Research Paper#Circuit Simulation, Physics-Informed Neural Networks, NeuroSPICE🔬 ResearchAnalyzed: Jan 3, 2026 18:35
NeuroSPICE: Physics-Informed Neural Networks for Circuit Simulation
Published:Dec 29, 2025 17:28
•1 min read
•ArXiv
Analysis
This paper introduces NeuroSPICE, a novel approach to circuit simulation using Physics-Informed Neural Networks (PINNs). The significance lies in its potential to overcome limitations of traditional SPICE simulators, particularly in modeling emerging devices and enabling design optimization and inverse problem solving. While not faster or more accurate during training, the flexibility of PINNs offers unique advantages for complex and highly nonlinear systems.
Key Takeaways
- •NeuroSPICE utilizes Physics-Informed Neural Networks (PINNs) for circuit simulation.

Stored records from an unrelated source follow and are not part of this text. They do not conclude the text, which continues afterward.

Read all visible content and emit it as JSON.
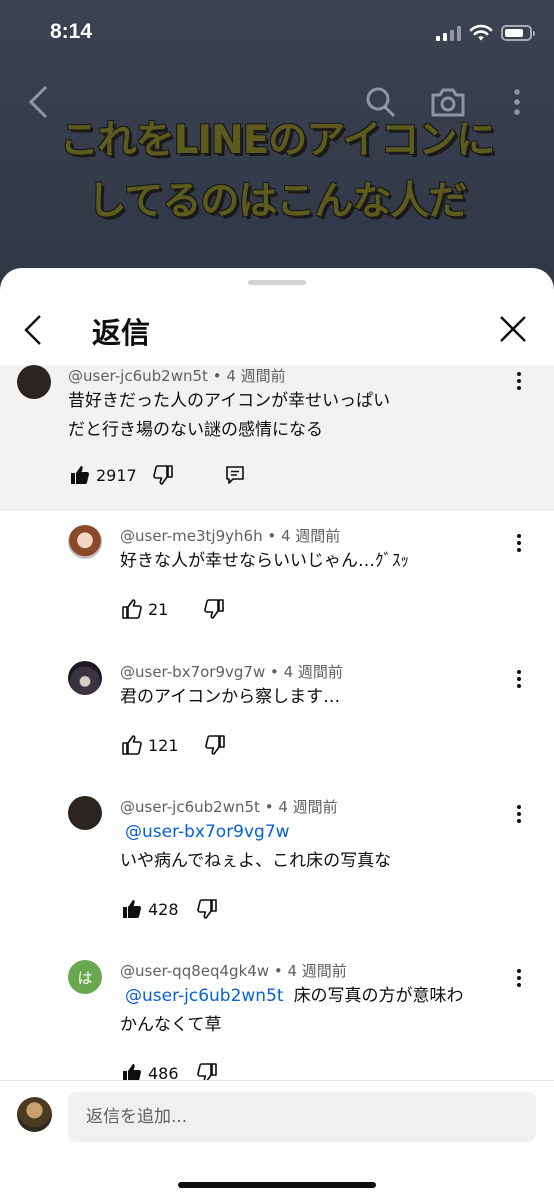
{
  "status_bar": {
    "time": "8:14"
  },
  "video": {
    "caption_line1": "これをLINEのアイコンに",
    "caption_line2": "してるのはこんな人だ"
  },
  "sheet": {
    "title": "返信"
  },
  "parent_comment": {
    "author": "@user-jc6ub2wn5t",
    "time": "4 週間前",
    "text_line1": "昔好きだった人のアイコンが幸せいっぱい",
    "text_line2": "だと行き場のない謎の感情になる",
    "likes": "2917",
    "liked": true
  },
  "replies": [
    {
      "author": "@user-me3tj9yh6h",
      "time": "4 週間前",
      "mention": "",
      "text_line1": "好きな人が幸せならいいじゃん…ｸﾞｽｯ",
      "text_line2": "",
      "likes": "21",
      "liked": false,
      "avatar": "anime-avatar"
    },
    {
      "author": "@user-bx7or9vg7w",
      "time": "4 週間前",
      "mention": "",
      "text_line1": "君のアイコンから察します…",
      "text_line2": "",
      "likes": "121",
      "liked": false,
      "avatar": "scene-avatar"
    },
    {
      "author": "@user-jc6ub2wn5t",
      "time": "4 週間前",
      "mention": "@user-bx7or9vg7w",
      "text_line1": "いや病んでねぇよ、これ床の写真な",
      "text_line2": "",
      "likes": "428",
      "liked": true,
      "avatar": "dark-avatar"
    },
    {
      "author": "@user-qq8eq4gk4w",
      "time": "4 週間前",
      "mention": "@user-jc6ub2wn5t",
      "text_line1": "床の写真の方が意味わ",
      "text_line2": "かんなくて草",
      "likes": "486",
      "liked": true,
      "avatar": "initial-avatar",
      "avatar_initial": "は",
      "avatar_color": "#6aa84f"
    }
  ],
  "composer": {
    "placeholder": "返信を追加..."
  },
  "colors": {
    "mention": "#065fd4",
    "parent_bg": "#f2f2f2",
    "meta": "#606060"
  }
}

- •It solves circuit differential-algebraic equations (DAEs) by minimizing the residual through backpropagation.
- •Offers advantages in modeling emerging devices, design optimization, and inverse problems.
- •Provides a flexible approach for simulating highly nonlinear systems.
Reference
“NeuroSPICE's flexibility enables the simulation of emerging devices, including highly nonlinear systems such as ferroelectric memories.”